With such global considerations as a context, I want to examine the effect of similar assumptions on the direct application of rehabilitation technology. An issue of great concern in the design of activities as well as devices for those with disabilities is safety: the protection of the individual from unnecessary harm. While the wish to protect vulnerable people from danger is a worthy goal, it is often achieved at too great a cost. Loring Mandel wrote of this in a play Do Not Go Gently into This Good Night (Mandel, 1967). Melvyn Douglas portrayed a retired cabinet maker who for 'his own good' was placed in a nursing home. His breaking point occurred when the staff refused to allow him to use the available wood working machinery because it was too dangerous. He rebelled. He claimed that he had the right as a human being to run the risk of injuring or losing his finger. Since they disagreed, he quit the home. Most of us are not so fortunate. We do not have the power to quit. The authorities will not let us leave. And we have no place to go.

22  

There is a body of psychological literature which claims that risk taking is essential to the growth and development of all individuals. Robert Perske summed it up best when he concluded:

23  

"The world in which we live is not always, safe, secure and predictable. It does not always say 'please' or 'excuse me'. Everyday there is a possibility of being thrown up against a situation where we may have to risk everything, even our lives. This is the REAL world. We must work to develop every human resource within us in order to prepare for these days. To deny any retarded person his fair share of risk experiences is to further cripple him for healthy living. "(Perske 1972, P. 26).

24  

I spent a day not so long ago With a man with paraplegia who races cars and sometime before that with a man with quadriplegia who was learning how to ski. Both of these are activities I would not have engaged in BEFORE I got polio! Without trying for a moment to denigrate the achievement and courage involved in their doing this, what else I think they are doing is putting some risk back into their lives where so much has been denied them. Hoping there are no police safety officials within hearing, I realise my risk defiance comes from a continual neglect of seat belts and an almost congenital inability to keep to the fifty-five mile per hour speed limit. Given that I travel a lot, I think I am on the way to collecting a speeding ticket in every State.

25  

In short, if society does not let us have normal risk in our lives, many of us will go to extreme lengths to establish it. Thus, to design an environment or device to prevent any kind of risk may go too far. It may not produce a real life but a mirage of one. There is human dignity in risk. There can be dehumanising indignity in safety.

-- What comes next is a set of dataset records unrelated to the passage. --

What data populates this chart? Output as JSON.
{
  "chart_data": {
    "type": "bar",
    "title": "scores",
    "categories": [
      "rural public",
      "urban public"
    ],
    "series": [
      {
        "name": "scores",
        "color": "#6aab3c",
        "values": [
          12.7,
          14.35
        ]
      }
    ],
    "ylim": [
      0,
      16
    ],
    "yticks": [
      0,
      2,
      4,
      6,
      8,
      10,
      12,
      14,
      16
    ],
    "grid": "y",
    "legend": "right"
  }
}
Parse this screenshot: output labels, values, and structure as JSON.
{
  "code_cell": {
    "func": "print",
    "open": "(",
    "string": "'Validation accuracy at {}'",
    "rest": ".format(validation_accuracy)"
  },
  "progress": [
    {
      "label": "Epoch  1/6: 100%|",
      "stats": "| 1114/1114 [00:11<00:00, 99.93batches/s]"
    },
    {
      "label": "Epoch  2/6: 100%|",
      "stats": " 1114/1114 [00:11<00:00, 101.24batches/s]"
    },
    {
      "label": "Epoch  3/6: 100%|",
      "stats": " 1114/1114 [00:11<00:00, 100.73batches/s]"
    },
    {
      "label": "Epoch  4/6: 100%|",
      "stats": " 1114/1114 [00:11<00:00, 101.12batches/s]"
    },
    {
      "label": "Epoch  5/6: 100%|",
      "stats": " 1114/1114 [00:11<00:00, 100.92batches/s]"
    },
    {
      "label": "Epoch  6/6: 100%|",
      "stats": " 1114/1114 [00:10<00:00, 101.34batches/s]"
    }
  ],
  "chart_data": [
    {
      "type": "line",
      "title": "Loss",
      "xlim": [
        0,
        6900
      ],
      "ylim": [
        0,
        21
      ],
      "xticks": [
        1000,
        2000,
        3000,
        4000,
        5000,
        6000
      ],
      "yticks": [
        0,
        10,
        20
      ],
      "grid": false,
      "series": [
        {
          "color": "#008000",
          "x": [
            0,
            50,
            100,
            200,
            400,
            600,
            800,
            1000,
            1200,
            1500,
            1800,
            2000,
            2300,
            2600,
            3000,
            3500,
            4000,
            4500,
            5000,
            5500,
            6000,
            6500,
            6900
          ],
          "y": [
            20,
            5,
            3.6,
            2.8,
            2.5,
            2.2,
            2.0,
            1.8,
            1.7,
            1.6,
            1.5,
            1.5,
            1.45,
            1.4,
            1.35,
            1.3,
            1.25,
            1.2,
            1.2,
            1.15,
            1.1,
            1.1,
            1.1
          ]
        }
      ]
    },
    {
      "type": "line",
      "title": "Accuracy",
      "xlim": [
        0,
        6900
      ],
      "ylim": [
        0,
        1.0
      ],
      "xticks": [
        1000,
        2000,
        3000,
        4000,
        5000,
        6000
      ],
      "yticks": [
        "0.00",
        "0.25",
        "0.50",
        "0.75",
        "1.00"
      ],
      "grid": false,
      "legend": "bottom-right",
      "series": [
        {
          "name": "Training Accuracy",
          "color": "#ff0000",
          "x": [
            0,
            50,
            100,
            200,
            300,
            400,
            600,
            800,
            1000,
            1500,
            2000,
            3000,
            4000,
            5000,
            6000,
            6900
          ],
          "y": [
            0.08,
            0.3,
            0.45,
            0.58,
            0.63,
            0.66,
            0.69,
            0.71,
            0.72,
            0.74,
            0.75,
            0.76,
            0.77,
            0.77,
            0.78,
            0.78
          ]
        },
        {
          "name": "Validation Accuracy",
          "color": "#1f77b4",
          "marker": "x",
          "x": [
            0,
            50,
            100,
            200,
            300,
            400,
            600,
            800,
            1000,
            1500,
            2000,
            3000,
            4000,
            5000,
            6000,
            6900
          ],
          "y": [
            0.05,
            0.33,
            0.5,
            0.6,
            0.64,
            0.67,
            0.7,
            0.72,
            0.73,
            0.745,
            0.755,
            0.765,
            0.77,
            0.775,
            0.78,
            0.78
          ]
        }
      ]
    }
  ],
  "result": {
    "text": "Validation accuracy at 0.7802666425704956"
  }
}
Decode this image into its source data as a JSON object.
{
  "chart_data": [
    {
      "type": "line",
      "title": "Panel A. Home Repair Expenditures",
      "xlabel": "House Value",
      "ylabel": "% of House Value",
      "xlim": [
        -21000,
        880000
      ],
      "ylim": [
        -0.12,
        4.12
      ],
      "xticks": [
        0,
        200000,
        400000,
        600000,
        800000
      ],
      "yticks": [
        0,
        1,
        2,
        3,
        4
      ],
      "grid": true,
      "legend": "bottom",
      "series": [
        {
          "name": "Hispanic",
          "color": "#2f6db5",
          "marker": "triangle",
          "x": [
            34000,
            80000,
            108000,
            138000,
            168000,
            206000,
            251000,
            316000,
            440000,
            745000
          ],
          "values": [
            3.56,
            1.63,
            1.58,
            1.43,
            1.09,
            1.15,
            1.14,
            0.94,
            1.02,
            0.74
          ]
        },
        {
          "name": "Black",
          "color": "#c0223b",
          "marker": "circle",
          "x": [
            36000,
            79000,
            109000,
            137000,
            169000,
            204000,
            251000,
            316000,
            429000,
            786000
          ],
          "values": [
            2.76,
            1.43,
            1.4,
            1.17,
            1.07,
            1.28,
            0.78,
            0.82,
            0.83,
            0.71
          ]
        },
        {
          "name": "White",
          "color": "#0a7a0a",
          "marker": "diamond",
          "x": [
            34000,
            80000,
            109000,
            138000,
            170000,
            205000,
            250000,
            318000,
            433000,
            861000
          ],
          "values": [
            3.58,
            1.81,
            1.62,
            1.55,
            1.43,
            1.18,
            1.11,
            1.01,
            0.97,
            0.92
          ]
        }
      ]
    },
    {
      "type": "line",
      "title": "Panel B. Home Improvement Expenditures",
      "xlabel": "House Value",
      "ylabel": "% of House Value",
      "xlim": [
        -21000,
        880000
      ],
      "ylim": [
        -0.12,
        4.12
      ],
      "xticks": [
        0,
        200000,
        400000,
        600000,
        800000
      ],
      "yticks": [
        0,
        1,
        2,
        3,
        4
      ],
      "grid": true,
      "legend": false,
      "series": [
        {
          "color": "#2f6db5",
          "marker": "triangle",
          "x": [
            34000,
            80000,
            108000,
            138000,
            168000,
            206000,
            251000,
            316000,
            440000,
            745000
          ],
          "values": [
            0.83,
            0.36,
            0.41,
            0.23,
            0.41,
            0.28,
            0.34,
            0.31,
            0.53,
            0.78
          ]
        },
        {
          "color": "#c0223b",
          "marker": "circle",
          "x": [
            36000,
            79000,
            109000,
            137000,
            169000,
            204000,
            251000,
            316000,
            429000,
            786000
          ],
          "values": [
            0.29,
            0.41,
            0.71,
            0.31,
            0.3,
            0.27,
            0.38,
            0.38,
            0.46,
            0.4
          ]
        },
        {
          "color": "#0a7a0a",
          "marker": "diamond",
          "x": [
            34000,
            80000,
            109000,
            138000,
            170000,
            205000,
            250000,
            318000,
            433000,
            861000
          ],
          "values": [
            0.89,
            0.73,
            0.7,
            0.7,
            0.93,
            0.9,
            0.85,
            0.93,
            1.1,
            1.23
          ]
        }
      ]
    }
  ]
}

Doing Too Much Too Technically
26  

Technology can also do too much for those of us with disabilities. The machines technology creates may achieve such completeness that they rob us of our integrity by making us feel useless. There is an example of this in a very different area but it has relevance here. Many years ago when the 'convenience food' business was in its most expansive phase, the manufacturers discovered that where cake mixes were concerned, they had gone too far. Early in their marketing all the ingredients were included. All one needed to do was to add water, stir and then bake; the same formula that worked so successfully with soups. But there was customer resistance and sales faltered. Their market research teams went to work and soon they discovered that cake making contained some important elements that differed from soup preparation. Baking had more intimate connotations; it had associations with being 'fresh' and even 'special'. As a result, the manufacturers quickly altered their strategy. They not only instructed the customer to add fresh eggs but on the sides of the box they gave hints on how to improve the recipe; how to make it more special, more one's own.